Kyrie eleison. Kyrie eleison. Christe eleison.[105] Где, как не в храме, с души мало-помалу сползает короста обыденной жизни? Где, как не в храме, с глаз спадает пелена повседневных забот? И где, как не в храме, с особенной силой чувствуя свое недостоинство, ты безмолвно кричишь: Господи, помилуй! Спроси себя, пока в тебе есть мужество для ответа: возможна была бы сама жизнь, если бы Господь ежедневно и ежечасно не миловал нас? Не пресекся бы разве корень человечества, как уже было в допотопные времена, если бы Господь не снисходил к нашим слабостям, не прощал наши грехи и не покрывал своим милосердием наши пороки? О, играй орган, сокрушай мое сердце до самых его сокровенных глубин, возноси в неизмеримую высь и бросай в бездонную пропасть; говори чу´дным своим языком о жизни вечной, о той, которая следует за последним вздохом и которую дарует Господь по бесконечному Своему милосердию. Gloria… Воскликнем, братья и сестры: Glohia in excelsis Deo. Et in terra pax hominibus bonae volutatis.[106] Как не воздать хвалу Тебе, Господи, Агнец Божий, взявший на Себя грехи мира! И как не припасть к Тебе с молитвой о всех несчастных, страждущих, гибнущих среди всеобщего равнодушия! Не дай им усомниться в Тебе. Ты один свят, Ты один Господь, Ты один Всевышний, и Ты дал человеку свободу выбирать между добром и злом.
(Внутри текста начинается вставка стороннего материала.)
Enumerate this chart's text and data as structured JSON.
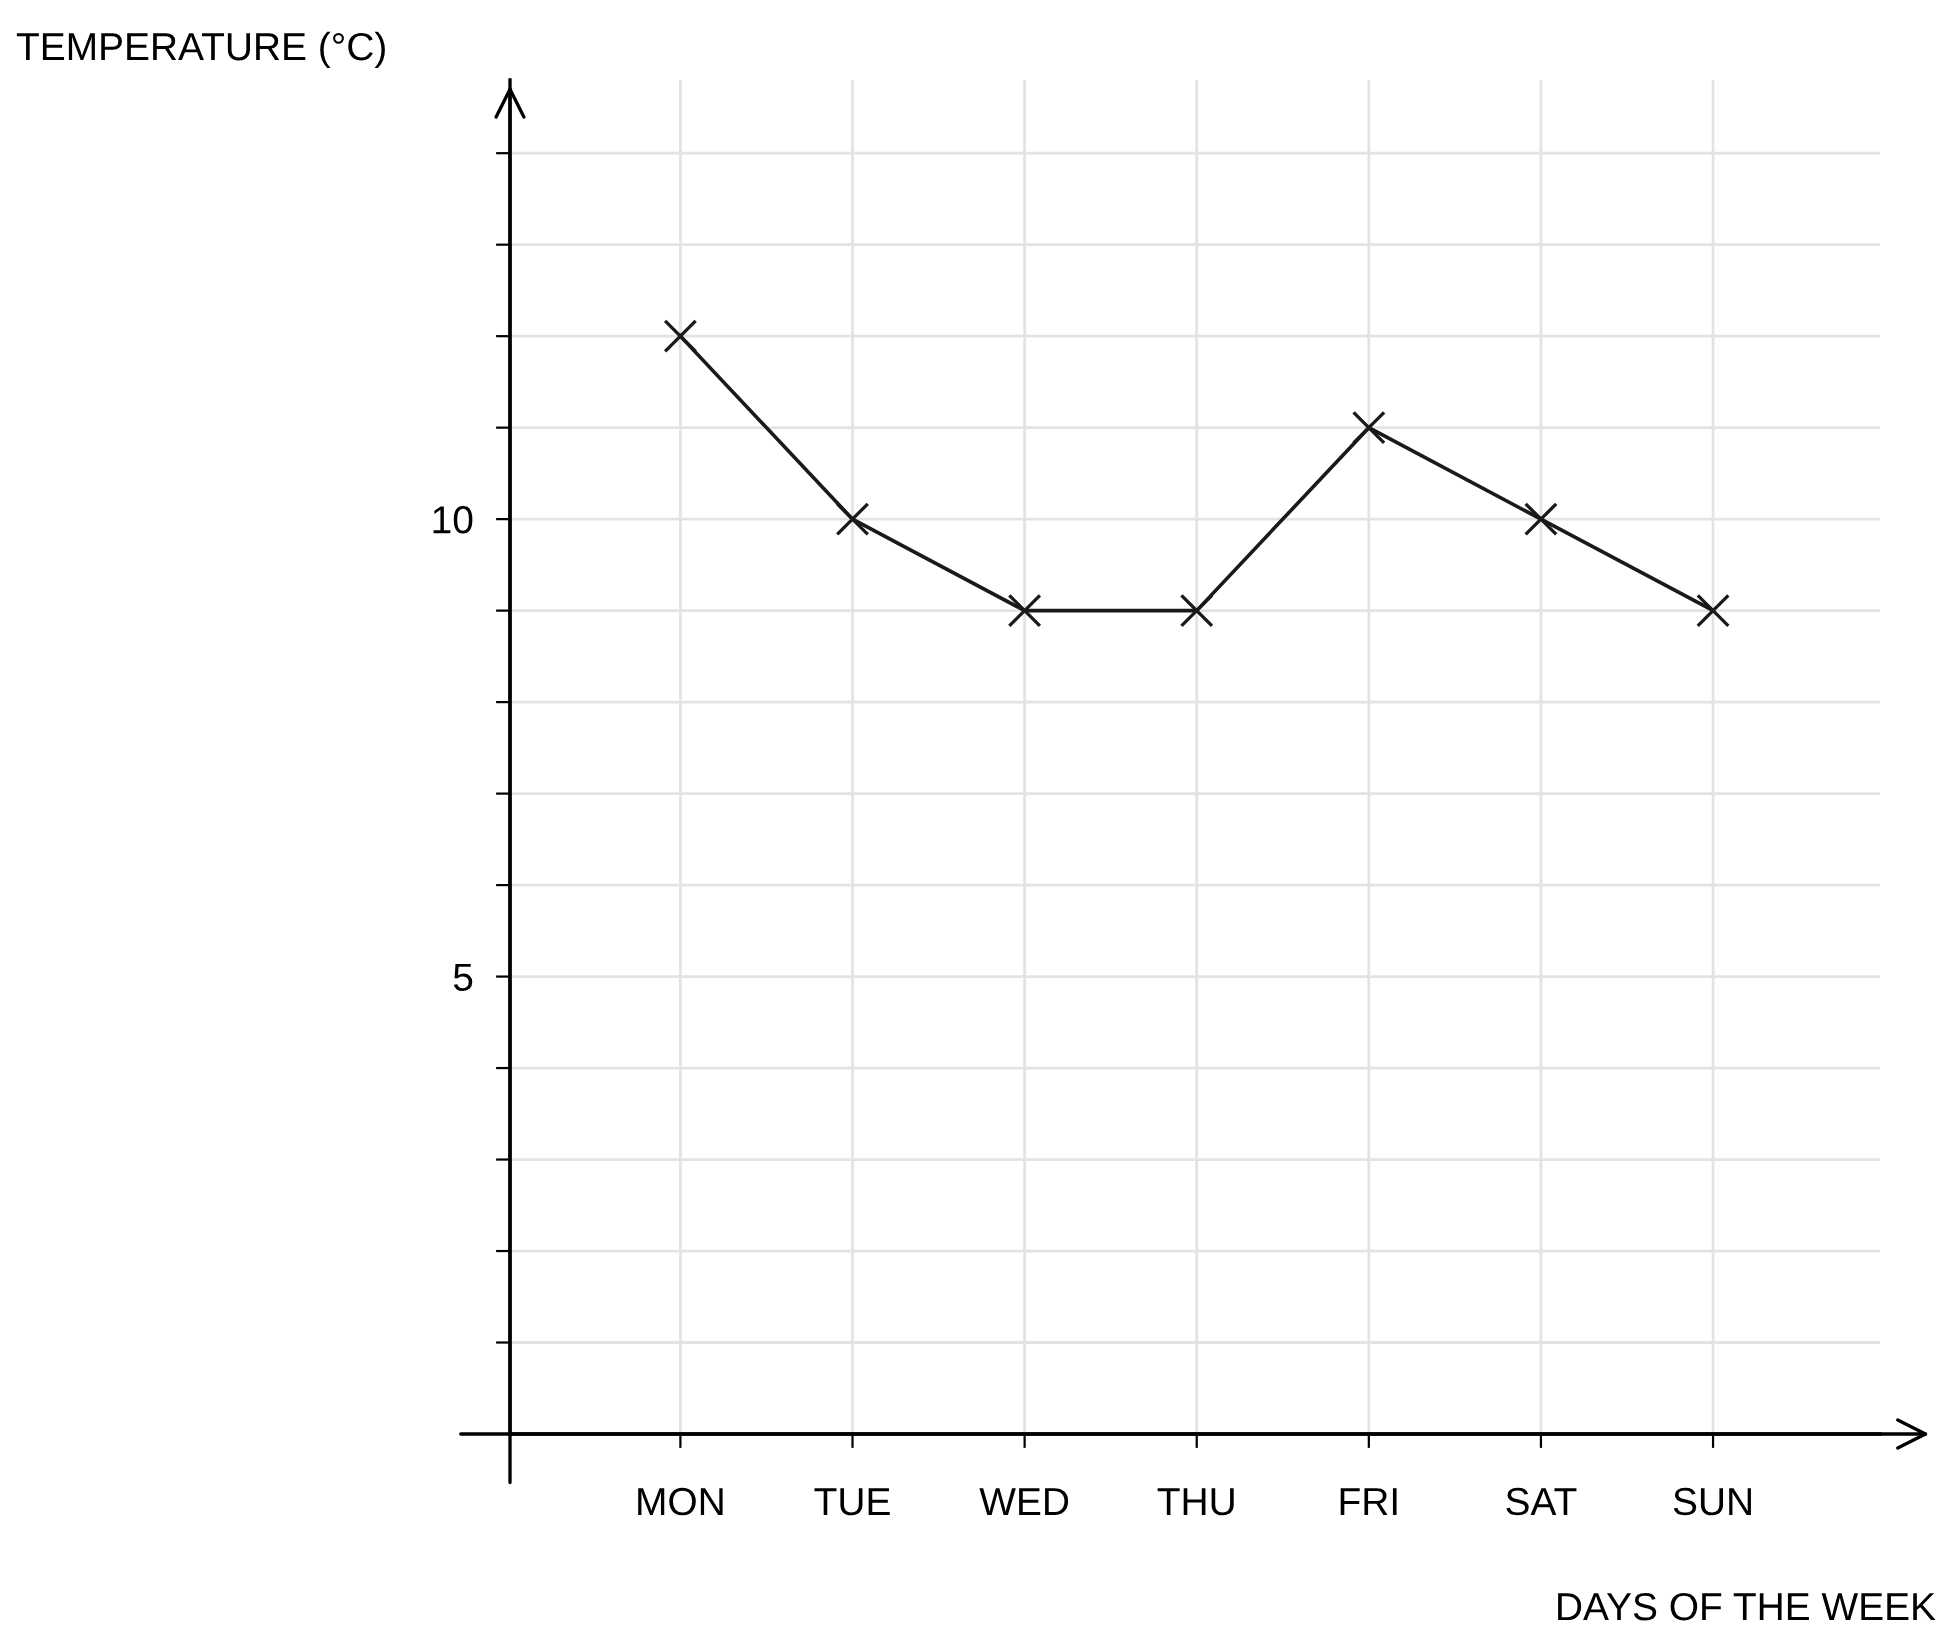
{
  "chart_data": {
    "type": "line",
    "xlabel": "DAYS OF THE WEEK",
    "ylabel": "TEMPERATURE (°C)",
    "categories": [
      "MON",
      "TUE",
      "WED",
      "THU",
      "FRI",
      "SAT",
      "SUN"
    ],
    "series": [
      {
        "color": "#1a1a1a",
        "values": [
          12,
          10,
          9,
          9,
          11,
          10,
          9
        ]
      }
    ],
    "ylim": [
      0,
      14.8
    ],
    "yticks": [
      {
        "value": 1,
        "label": null
      },
      {
        "value": 2,
        "label": null
      },
      {
        "value": 3,
        "label": null
      },
      {
        "value": 4,
        "label": null
      },
      5,
      {
        "value": 6,
        "label": null
      },
      {
        "value": 7,
        "label": null
      },
      {
        "value": 8,
        "label": null
      },
      {
        "value": 9,
        "label": null
      },
      10,
      {
        "value": 11,
        "label": null
      },
      {
        "value": 12,
        "label": null
      },
      {
        "value": 13,
        "label": null
      },
      {
        "value": 14,
        "label": null
      }
    ],
    "grid": true,
    "marker": "cross",
    "line_style": "solid",
    "legend": false
  }
}
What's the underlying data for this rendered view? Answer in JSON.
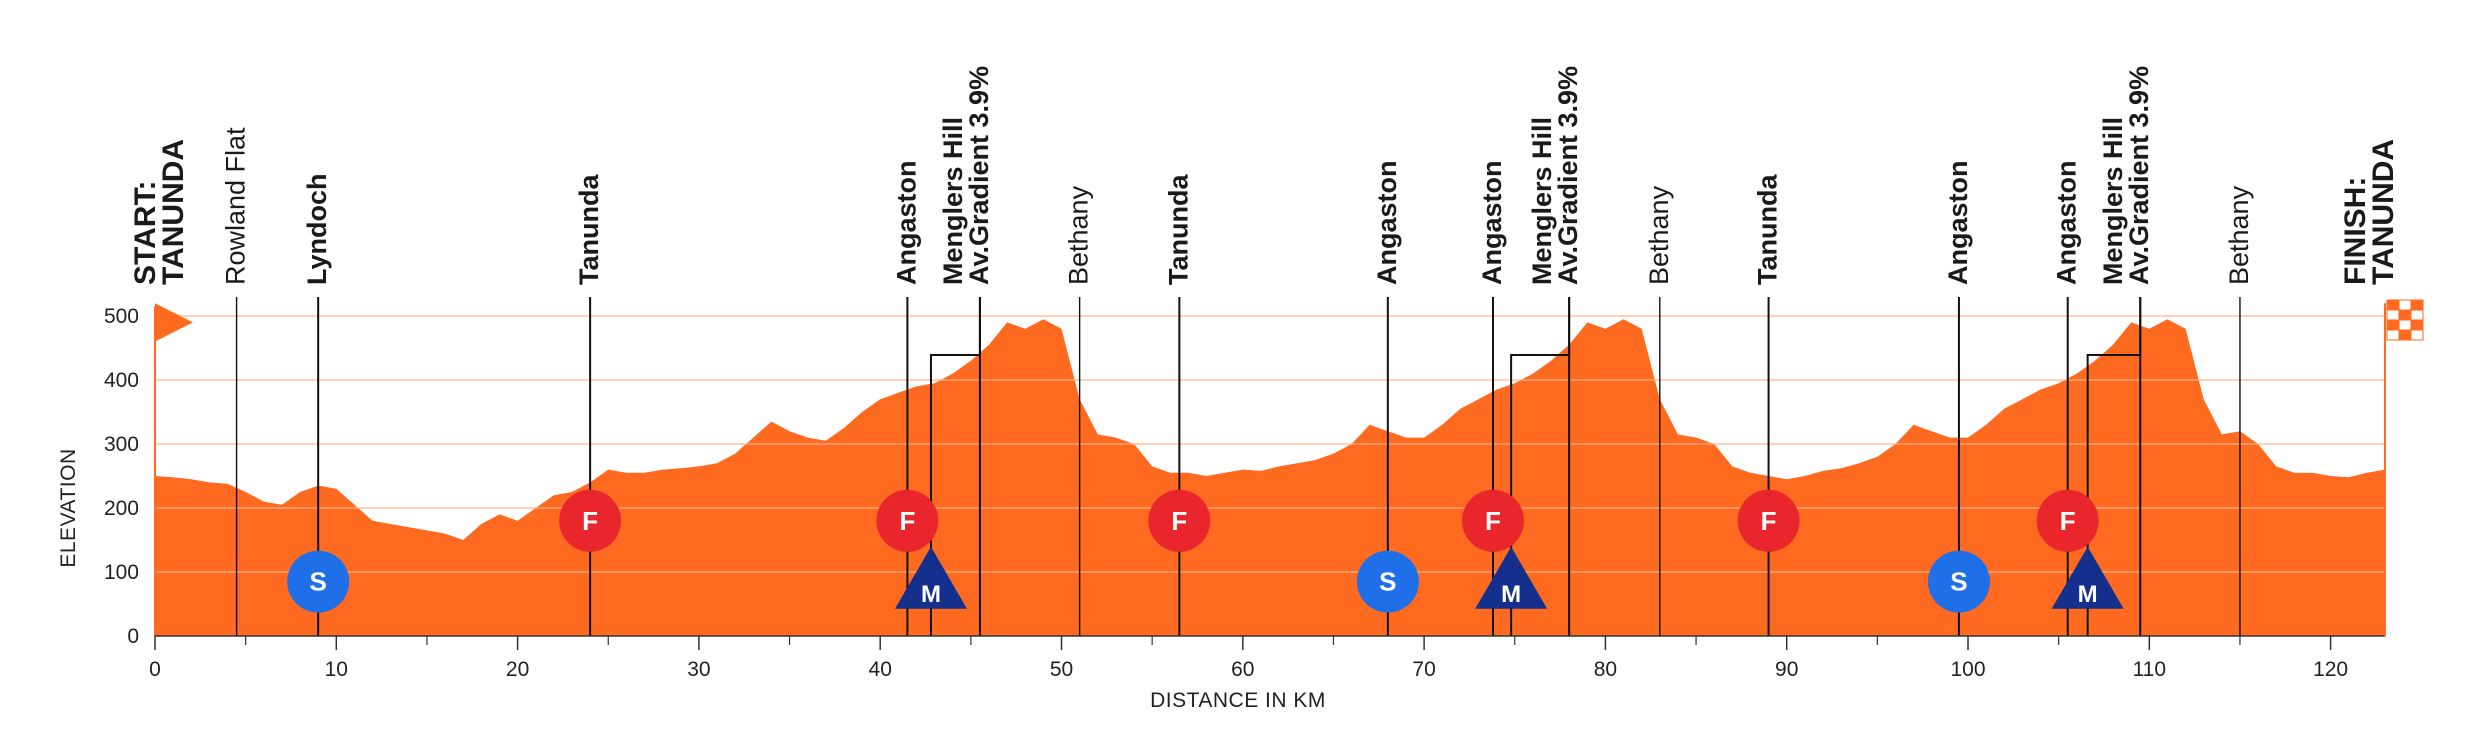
{
  "chart_data": {
    "type": "area",
    "title": "",
    "xlabel": "DISTANCE IN KM",
    "ylabel": "ELEVATION",
    "xlim": [
      0,
      123
    ],
    "ylim": [
      0,
      500
    ],
    "x_ticks": [
      0,
      10,
      20,
      30,
      40,
      50,
      60,
      70,
      80,
      90,
      100,
      110,
      120
    ],
    "x_minor_step": 5,
    "y_ticks": [
      0,
      100,
      200,
      300,
      400,
      500
    ],
    "grid": true,
    "colors": {
      "fill": "#ff6a21",
      "grid": "#ffb48a",
      "feed": "#e8262c",
      "sprint": "#1e6fe8",
      "mountain": "#14308c",
      "finish_flag": "#ff6a21"
    },
    "profile": {
      "x": [
        0,
        1,
        2,
        3,
        4,
        5,
        6,
        7,
        8,
        9,
        10,
        11,
        12,
        13,
        14,
        15,
        16,
        17,
        18,
        19,
        20,
        21,
        22,
        23,
        24,
        25,
        26,
        27,
        28,
        29,
        30,
        31,
        32,
        33,
        34,
        35,
        36,
        37,
        38,
        39,
        40,
        41,
        42,
        43,
        44,
        45,
        46,
        47,
        48,
        49,
        50,
        51,
        52,
        53,
        54,
        55,
        56,
        57,
        58,
        59,
        60,
        61,
        62,
        63,
        64,
        65,
        66,
        67,
        68,
        69,
        70,
        71,
        72,
        73,
        74,
        75,
        76,
        77,
        78,
        79,
        80,
        81,
        82,
        83,
        84,
        85,
        86,
        87,
        88,
        89,
        90,
        91,
        92,
        93,
        94,
        95,
        96,
        97,
        98,
        99,
        100,
        101,
        102,
        103,
        104,
        105,
        106,
        107,
        108,
        109,
        110,
        111,
        112,
        113,
        114,
        115,
        116,
        117,
        118,
        119,
        120,
        121,
        122,
        123
      ],
      "elevation": [
        250,
        248,
        245,
        240,
        238,
        225,
        210,
        205,
        225,
        235,
        230,
        205,
        180,
        175,
        170,
        165,
        160,
        150,
        175,
        190,
        180,
        200,
        220,
        225,
        240,
        260,
        255,
        255,
        260,
        262,
        265,
        270,
        285,
        310,
        335,
        320,
        310,
        305,
        325,
        350,
        370,
        380,
        390,
        395,
        410,
        430,
        455,
        490,
        480,
        495,
        480,
        370,
        315,
        310,
        300,
        265,
        255,
        255,
        250,
        255,
        260,
        258,
        265,
        270,
        275,
        285,
        300,
        330,
        320,
        310,
        310,
        330,
        355,
        370,
        385,
        395,
        410,
        430,
        455,
        490,
        480,
        495,
        480,
        370,
        315,
        310,
        300,
        265,
        255,
        250,
        245,
        250,
        258,
        262,
        270,
        280,
        300,
        330,
        320,
        310,
        310,
        330,
        355,
        370,
        385,
        395,
        410,
        430,
        455,
        490,
        480,
        495,
        480,
        370,
        315,
        320,
        300,
        265,
        255,
        255,
        250,
        248,
        255,
        260
      ]
    },
    "locations": [
      {
        "km": 0,
        "label": "START: TANUNDA",
        "lines": [
          "START:",
          "TANUNDA"
        ],
        "style": "endpoint",
        "line": false
      },
      {
        "km": 4.5,
        "label": "Rowland Flat",
        "lines": [
          "Rowland Flat"
        ],
        "style": "regular",
        "line": true
      },
      {
        "km": 9,
        "label": "Lyndoch",
        "lines": [
          "Lyndoch"
        ],
        "style": "bold",
        "line": true
      },
      {
        "km": 24,
        "label": "Tanunda",
        "lines": [
          "Tanunda"
        ],
        "style": "bold",
        "line": true
      },
      {
        "km": 41.5,
        "label": "Angaston",
        "lines": [
          "Angaston"
        ],
        "style": "bold",
        "line": true
      },
      {
        "km": 45.5,
        "label": "Menglers Hill Av.Gradient 3.9%",
        "lines": [
          "Menglers Hill",
          "Av.Gradient 3.9%"
        ],
        "style": "bold",
        "line": true,
        "connector_km": 42.8
      },
      {
        "km": 51,
        "label": "Bethany",
        "lines": [
          "Bethany"
        ],
        "style": "regular",
        "line": true
      },
      {
        "km": 56.5,
        "label": "Tanunda",
        "lines": [
          "Tanunda"
        ],
        "style": "bold",
        "line": true
      },
      {
        "km": 68,
        "label": "Angaston",
        "lines": [
          "Angaston"
        ],
        "style": "bold",
        "line": true
      },
      {
        "km": 73.8,
        "label": "Angaston",
        "lines": [
          "Angaston"
        ],
        "style": "bold",
        "line": true
      },
      {
        "km": 78,
        "label": "Menglers Hill Av.Gradient 3.9%",
        "lines": [
          "Menglers Hill",
          "Av.Gradient 3.9%"
        ],
        "style": "bold",
        "line": true,
        "connector_km": 74.8
      },
      {
        "km": 83,
        "label": "Bethany",
        "lines": [
          "Bethany"
        ],
        "style": "regular",
        "line": true
      },
      {
        "km": 89,
        "label": "Tanunda",
        "lines": [
          "Tanunda"
        ],
        "style": "bold",
        "line": true
      },
      {
        "km": 99.5,
        "label": "Angaston",
        "lines": [
          "Angaston"
        ],
        "style": "bold",
        "line": true
      },
      {
        "km": 105.5,
        "label": "Angaston",
        "lines": [
          "Angaston"
        ],
        "style": "bold",
        "line": true
      },
      {
        "km": 109.5,
        "label": "Menglers Hill Av.Gradient 3.9%",
        "lines": [
          "Menglers Hill",
          "Av.Gradient 3.9%"
        ],
        "style": "bold",
        "line": true,
        "connector_km": 106.6
      },
      {
        "km": 115,
        "label": "Bethany",
        "lines": [
          "Bethany"
        ],
        "style": "regular",
        "line": true
      },
      {
        "km": 123,
        "label": "FINISH: TANUNDA",
        "lines": [
          "FINISH:",
          "TANUNDA"
        ],
        "style": "endpoint",
        "line": false
      }
    ],
    "markers": [
      {
        "type": "sprint",
        "letter": "S",
        "km": 9,
        "elevation": 85
      },
      {
        "type": "feed",
        "letter": "F",
        "km": 24,
        "elevation": 180
      },
      {
        "type": "feed",
        "letter": "F",
        "km": 41.5,
        "elevation": 180
      },
      {
        "type": "mountain",
        "letter": "M",
        "km": 42.8,
        "elevation": 80
      },
      {
        "type": "feed",
        "letter": "F",
        "km": 56.5,
        "elevation": 180
      },
      {
        "type": "sprint",
        "letter": "S",
        "km": 68,
        "elevation": 85
      },
      {
        "type": "feed",
        "letter": "F",
        "km": 73.8,
        "elevation": 180
      },
      {
        "type": "mountain",
        "letter": "M",
        "km": 74.8,
        "elevation": 80
      },
      {
        "type": "feed",
        "letter": "F",
        "km": 89,
        "elevation": 180
      },
      {
        "type": "sprint",
        "letter": "S",
        "km": 99.5,
        "elevation": 85
      },
      {
        "type": "feed",
        "letter": "F",
        "km": 105.5,
        "elevation": 180
      },
      {
        "type": "mountain",
        "letter": "M",
        "km": 106.6,
        "elevation": 80
      }
    ]
  }
}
Или на пути к добру надо всю жизнь расчищать нагромождения зла?!
Alleluia, alleluia, alleluia.
Не говорил Тебе: мимо пронеси эту чашу. Нет, Господи, со смирением и верой я принял ее, и если были в моей жизни минуты уныния и горького разочарования, то Ты знаешь их причину и по благости Твоей простишь их мне. Ты дал мне долгую жизнь; и если сейчас она угасает, то мое последнее слово — это безмерная благодарность Тебе. За все, Боже мой, — за все сбывшееся и несбывшееся, за опалившую в юности мое сердце искру любови, за труды, ради которых Ты вывел меня в землю чужую, ставшую, однако, Отечеством, за горечь бесплодных усилий, за мои невидимые миру, но ведомые Тебе слезы, за счастье облегчить участь страдающему, за мою бедность, которая мне дороже всех сокровищ мира. Аллилуйя.
— Dominus vobiscum[107], — услышал Федор Петрович слова священника и вместе со всеми ответил:
— Et cum spiritu tuo.[108]
— Lectio sancti Evangelii secundum…[109]
— Gloria tibi, Domine[110], — перекрестив лоб, уста и грудь, ответил Гааз.
Читалось Евангелие от Луки, глава двенадцатая, стихи с тринадцатого по двадцать первый, о любостяжании.